American and Chinese firms have launched a blistering attack on a US spending bill which aims to snuff out government purchases of Chinese-made IT hardware.
In a recent letter to Congress, the US-China Business Council slammed the recent bill which requires law enforcement approval for any governmental purchase of foreign made technology. Council president John Frisbie called the legislation protectionist.
"The national security of the United States is critical, but it must not be used as a means of protectionism," wrote president of the US-China Business Council John Frisbie in a letter to Congress.
"As colleagues at other associations have recently noted to you, product security is a function of how a product is made, used, and maintained, rather than by whom or where it is made. Imposing a country-specific risk assessment creates a false sense of security if the goal is to improve our nation's cybersecurity."
Frisbie's comments come following the approval of US spending bill H.R. 933. Among the bill's provisions includes a ruling which requires government IT departments to get law enforcement approval before buying hardware from foreign companies.
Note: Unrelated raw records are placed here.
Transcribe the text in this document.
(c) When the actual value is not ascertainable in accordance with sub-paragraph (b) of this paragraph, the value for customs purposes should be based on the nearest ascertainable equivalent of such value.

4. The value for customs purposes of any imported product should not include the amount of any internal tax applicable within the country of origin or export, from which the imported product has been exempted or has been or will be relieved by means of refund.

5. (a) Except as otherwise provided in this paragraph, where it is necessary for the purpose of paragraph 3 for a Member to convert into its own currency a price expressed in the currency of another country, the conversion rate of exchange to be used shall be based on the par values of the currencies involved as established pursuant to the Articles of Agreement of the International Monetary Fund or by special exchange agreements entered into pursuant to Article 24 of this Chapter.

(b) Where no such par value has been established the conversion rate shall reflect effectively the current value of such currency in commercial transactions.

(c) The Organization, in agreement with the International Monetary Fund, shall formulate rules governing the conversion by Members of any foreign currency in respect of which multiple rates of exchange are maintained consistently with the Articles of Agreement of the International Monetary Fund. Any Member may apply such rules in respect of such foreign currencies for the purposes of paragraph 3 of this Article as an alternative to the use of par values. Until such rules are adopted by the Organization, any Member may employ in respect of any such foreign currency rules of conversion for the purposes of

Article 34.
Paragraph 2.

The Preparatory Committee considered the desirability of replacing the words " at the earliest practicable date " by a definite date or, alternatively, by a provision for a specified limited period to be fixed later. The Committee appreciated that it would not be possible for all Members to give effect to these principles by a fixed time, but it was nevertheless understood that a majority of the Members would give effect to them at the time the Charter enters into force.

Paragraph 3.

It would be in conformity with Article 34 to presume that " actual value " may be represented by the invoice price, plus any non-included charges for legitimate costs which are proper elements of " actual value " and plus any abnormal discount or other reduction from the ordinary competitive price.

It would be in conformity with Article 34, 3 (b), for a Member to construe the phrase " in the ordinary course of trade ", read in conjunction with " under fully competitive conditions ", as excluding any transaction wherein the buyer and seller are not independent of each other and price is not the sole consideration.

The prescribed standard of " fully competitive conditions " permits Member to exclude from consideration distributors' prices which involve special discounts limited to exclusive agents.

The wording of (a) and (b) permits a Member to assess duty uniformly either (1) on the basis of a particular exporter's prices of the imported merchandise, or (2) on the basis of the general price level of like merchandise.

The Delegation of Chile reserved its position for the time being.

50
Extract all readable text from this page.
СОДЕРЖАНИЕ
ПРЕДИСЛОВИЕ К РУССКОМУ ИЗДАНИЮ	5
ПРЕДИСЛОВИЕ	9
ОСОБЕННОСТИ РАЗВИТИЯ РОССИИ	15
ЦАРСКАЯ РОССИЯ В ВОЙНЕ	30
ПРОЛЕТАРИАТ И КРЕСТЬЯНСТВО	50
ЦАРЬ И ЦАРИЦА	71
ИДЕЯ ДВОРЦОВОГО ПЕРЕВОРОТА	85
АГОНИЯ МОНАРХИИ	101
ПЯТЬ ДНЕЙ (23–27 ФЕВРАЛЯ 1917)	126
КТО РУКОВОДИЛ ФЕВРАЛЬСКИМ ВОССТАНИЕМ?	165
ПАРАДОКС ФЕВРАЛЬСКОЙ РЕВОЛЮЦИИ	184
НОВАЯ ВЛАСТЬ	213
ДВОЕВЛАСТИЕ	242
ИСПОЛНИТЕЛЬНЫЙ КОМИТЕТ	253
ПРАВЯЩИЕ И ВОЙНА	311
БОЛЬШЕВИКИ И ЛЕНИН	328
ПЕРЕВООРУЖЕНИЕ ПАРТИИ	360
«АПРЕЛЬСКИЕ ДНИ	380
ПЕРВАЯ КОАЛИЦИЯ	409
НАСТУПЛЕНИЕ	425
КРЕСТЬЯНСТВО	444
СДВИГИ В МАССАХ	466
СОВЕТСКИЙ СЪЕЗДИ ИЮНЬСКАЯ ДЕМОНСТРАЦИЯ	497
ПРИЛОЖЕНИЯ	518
Commentators have lambasted the bill for its potential ability to damage technology firm's governmental sales. Some have said the bill could hurt domestic firm's that buy components from businesses abroad.
The Council alleges that the recent spending bill is part of a continued assault on China's technology industry. In the letter, Frisbie points to the recent Huawei case as another attempt by US officials to disparage private Chinese businesses.
Late last year, Congress formed a committee to look into potential collusion between Huawei and the Chinese government. Congress alleged that the private company was assisting the Chinese government's attempts to hack into US systems.
US and China relations have continued to be strained following the release of a recent Mandiant report.
The report alleged that the Chinese government had performed cyber attacks on over 141 private companies. China has denied all allegations stemming from the report.